In particular, there is a failure to appreciate the impact of two key variables – time for development and the true effort required. Frequently, estimates are produced using judgment and prior experience; however there is inherent failure built into a project at the planning stage when these two factors are not reassessed as the project takes shape. Project scope and size will change over time in the initial design and development phases; however, project size plays a key role in determining the amount of time and effort required. What is needed is a structured ability bound the uncertainty in early estimates then to make reiterations of the project parameters, especially project size, so that the key estimates of time and effort required are revised in line with project needs and deliverables.

The last twenty years have seen significant developments addressing the issue of estimation viability.
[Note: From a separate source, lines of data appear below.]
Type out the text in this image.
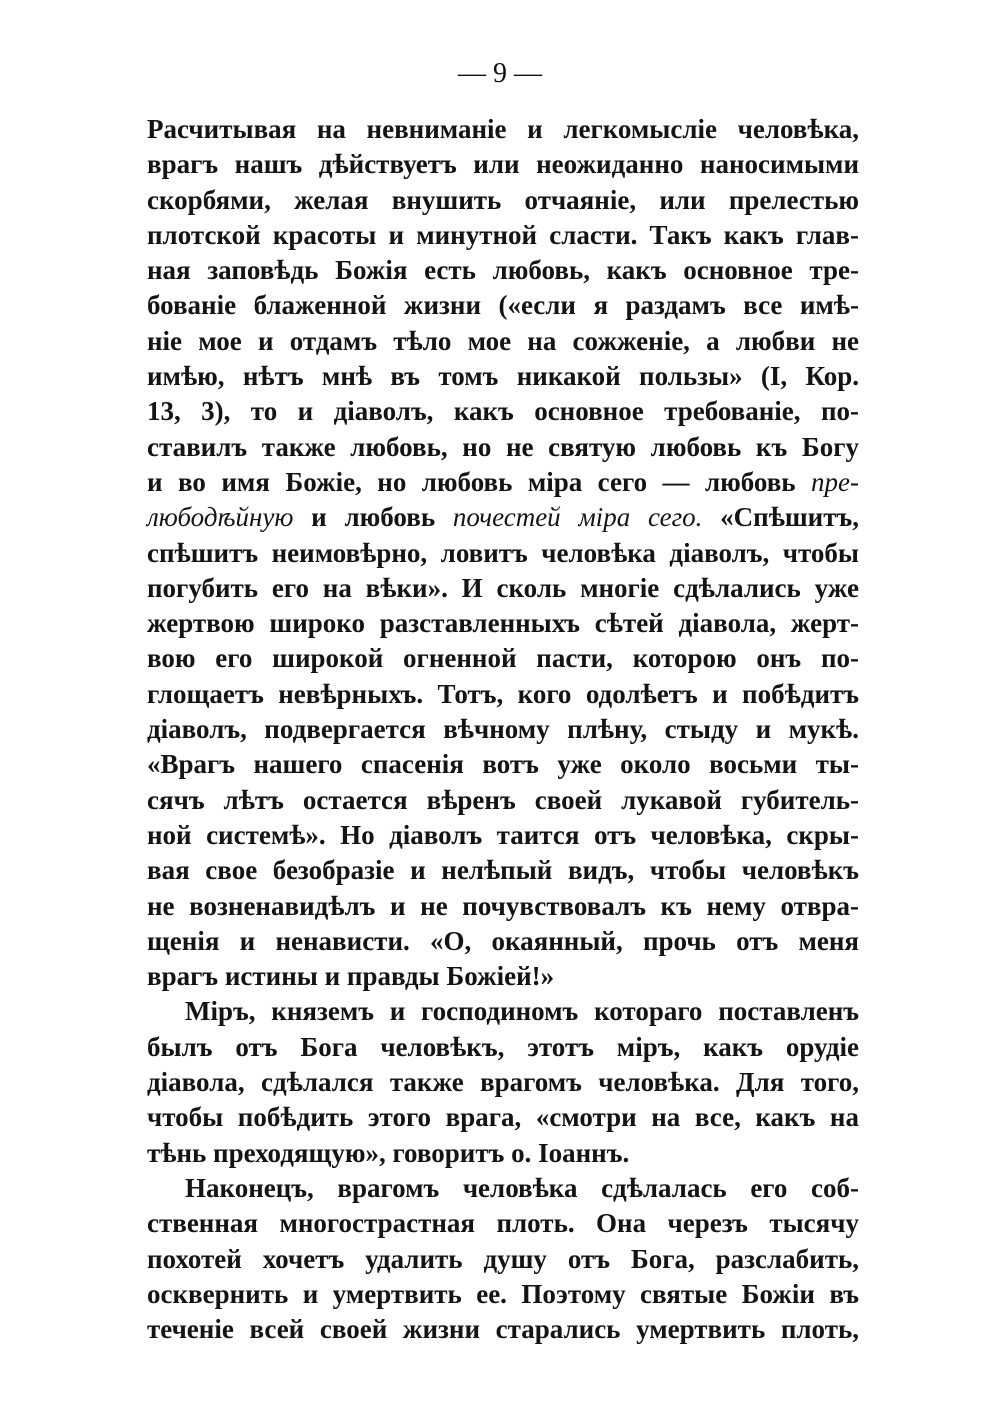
— 9 —
Расчитывая на невниманіе и легкомысліе человѣка,
врагъ нашъ дѣйствуетъ или неожиданно наносимыми
скорбями, желая внушить отчаяніе, или прелестью
плотской красоты и минутной сласти. Такъ какъ глав-
ная заповѣдь Божія есть любовь, какъ основное тре-
бованіе блаженной жизни («если я раздамъ все имѣ-
ніе мое и отдамъ тѣло мое на сожженіе, а любви не
имѣю, нѣтъ мнѣ въ томъ никакой пользы» (I, Кор.
13, 3), то и діаволъ, какъ основное требованіе, по-
ставилъ также любовь, но не святую любовь къ Богу
и во имя Божіе, но любовь міра сего — любовь пре-
любодѣйную и любовь почестей міра сего. «Спѣшитъ,
спѣшитъ неимовѣрно, ловитъ человѣка діаволъ, чтобы
погубить его на вѣки». И сколь многіе сдѣлались уже
жертвою широко разставленныхъ сѣтей діавола, жерт-
вою его широкой огненной пасти, которою онъ по-
глощаетъ невѣрныхъ. Тотъ, кого одолѣетъ и побѣдитъ
діаволъ, подвергается вѣчному плѣну, стыду и мукѣ.
«Врагъ нашего спасенія вотъ уже около восьми ты-
сячъ лѣтъ остается вѣренъ своей лукавой губитель-
ной системѣ». Но діаволъ таится отъ человѣка, скры-
вая свое безобразіе и нелѣпый видъ, чтобы человѣкъ
не возненавидѣлъ и не почувствовалъ къ нему отвра-
щенія и ненависти. «О, окаянный, прочь отъ меня
врагъ истины и правды Божіей!»
Міръ, княземъ и господиномъ котораго поставленъ
былъ отъ Бога человѣкъ, этотъ міръ, какъ орудіе
діавола, сдѣлался также врагомъ человѣка. Для того,
чтобы побѣдить этого врага, «смотри на все, какъ на
тѣнь преходящую», говоритъ о. Іоаннъ.
Наконецъ, врагомъ человѣка сдѣлалась его соб-
ственная многострастная плоть. Она черезъ тысячу
похотей хочетъ удалить душу отъ Бога, разслабить,
осквернить и умертвить ее. Поэтому святые Божіи въ
теченіе всей своей жизни старались умертвить плоть,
To an extent, this has contributed to a false sense of security in initial estimates without understanding the underlying constraints on using them. It is fallacious to believe that uncertainty with estimation has been removed from the project management equation and in some instances, estimation tools are used in a subjective fashion to justify a course of action which is simply not warranted by the facts. A fundamental mistake which becomes all too apparent as a software project goes off track, over budget or fails to deliver the promised benefits.

It is imperative that managers understand that estimates add risk and uncertainty are part of the estimates themselves. In addition, there is a need for reiteration of estimates when the project changes or when more is known regarding the underlying assumptions. There is for manual estimation methods to underestimate software projects due to the misunderstanding of critical project inputs and functionality of the finished project, but even where these are well-understood, there is and will always be a fundamental attachment of some degree of uncertainty, i.e. risk.